In questo paese dove il giudizio è molto forte, il giudizio del bene e del male che ha creato la prima separazione interiore nell'umano, è difficile non cadere nel buono e cattivo, bello e brutto, giusto e sbagliato. Allora, giudichiamo ciò che la nostra mente piccola non cataloga come socialmente corretto senza comprendere che ci sono movimenti molto più grandi di noi che implicano molte dimensioni, storie, informazioni che non possiamo sapere. L'inchino qui è necessario.

 

Mi inchino a ciò che non posso spiegare onorandolo così com'è. Questo movimento è immenso, crea un'onda di sacralità dentro ognuno di noi se si riesce a portare a termine, umiltà, amore incondizionato si espandono dentro e fuori. Il mistero, allora, diventa un nostro alleato.

 

Quante volte nella vita ci si è manifestato un sincronismo che ci portava a un incontro, a una proposta, a una serie di fatti che ci conducono sulla strada dell'amore per noi stessi, perché questo veniamo a imparare. E l'amore per noi stessi è un amore universale che include tutti gli altri. Questo perché l'amore è immenso e prenderci cura di noi significa aprire lo scrigno dove risiede lo Spirito che è amore puro e che include ogni cosa e la accetta così com'è.

 

La vita ha migliaia di sfumature, il bello non esiste senza il brutto allora, impariamo ad onorarli entrambi.
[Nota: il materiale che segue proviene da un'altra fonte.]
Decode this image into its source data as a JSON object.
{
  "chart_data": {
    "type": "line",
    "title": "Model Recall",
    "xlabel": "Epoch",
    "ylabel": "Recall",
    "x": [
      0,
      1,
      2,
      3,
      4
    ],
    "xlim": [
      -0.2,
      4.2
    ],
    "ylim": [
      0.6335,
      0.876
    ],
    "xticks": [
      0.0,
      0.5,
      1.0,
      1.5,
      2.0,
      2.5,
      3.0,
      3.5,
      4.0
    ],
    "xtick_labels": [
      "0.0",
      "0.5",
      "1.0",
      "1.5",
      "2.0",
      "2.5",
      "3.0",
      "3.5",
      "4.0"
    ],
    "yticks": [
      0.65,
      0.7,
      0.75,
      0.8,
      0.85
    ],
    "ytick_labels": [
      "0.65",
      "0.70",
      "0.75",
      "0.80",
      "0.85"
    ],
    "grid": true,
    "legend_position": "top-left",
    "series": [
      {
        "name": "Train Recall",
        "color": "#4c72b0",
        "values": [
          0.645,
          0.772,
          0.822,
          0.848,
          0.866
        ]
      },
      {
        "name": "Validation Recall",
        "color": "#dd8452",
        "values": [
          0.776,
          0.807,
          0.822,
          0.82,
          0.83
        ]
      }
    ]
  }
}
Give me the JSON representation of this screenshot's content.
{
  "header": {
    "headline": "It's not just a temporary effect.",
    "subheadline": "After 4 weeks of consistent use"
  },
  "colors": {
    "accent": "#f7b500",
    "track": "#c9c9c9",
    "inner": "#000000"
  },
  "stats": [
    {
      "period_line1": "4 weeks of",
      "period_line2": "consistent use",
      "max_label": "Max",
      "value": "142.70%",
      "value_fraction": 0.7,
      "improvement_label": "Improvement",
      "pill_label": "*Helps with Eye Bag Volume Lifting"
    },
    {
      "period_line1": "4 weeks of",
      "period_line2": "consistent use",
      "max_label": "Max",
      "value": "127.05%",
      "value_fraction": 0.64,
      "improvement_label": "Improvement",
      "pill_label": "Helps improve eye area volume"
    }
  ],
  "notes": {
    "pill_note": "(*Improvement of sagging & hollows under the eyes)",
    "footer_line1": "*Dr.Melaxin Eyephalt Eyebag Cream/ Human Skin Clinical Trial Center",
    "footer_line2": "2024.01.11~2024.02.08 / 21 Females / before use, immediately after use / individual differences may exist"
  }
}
Il mistero ci chiede di arrenderci alla razionalità ed entrare in contatto con la rivelazione, con l'amore spirituale che tutto accoglie, che tutto include e che lascia esistere ogni sfumatura senza giudizio, le onde del mare sono infinite e di infinite forme, ma tutte appartengono al mare senza distinzione. Si formano e poi si dissolvono e così le sfumature della vita, i momenti tristi si alternano a quelli felici, la rabbia alla calma, l'espansione alla contrazione e questo è il normale movimento dell'esistenza che va accettato.

 

Perché è così? questo è parte del mistero che comunica con noi continuamente a suo modo e che va accettato. Guidandoci e chiedendoci di affidarci a quel comandante interno che comunica dal cuore e mostra la via. Ognuno la sua. Senza fuggire da ciò che non ci piace, imparando a stare con tute le nostre parti e allora, l'amore verso di noi accoglierà anche le parti degli altri e ci sarà unità e non più separazione.

 

Lascia che il mistero ti guidi perché realmente, non hai mai controllato nulla. Lascia che il mistero ti ami, c'è un immenso amore che ti aspetta se ti arrendi, fidati non puoi sbagliare.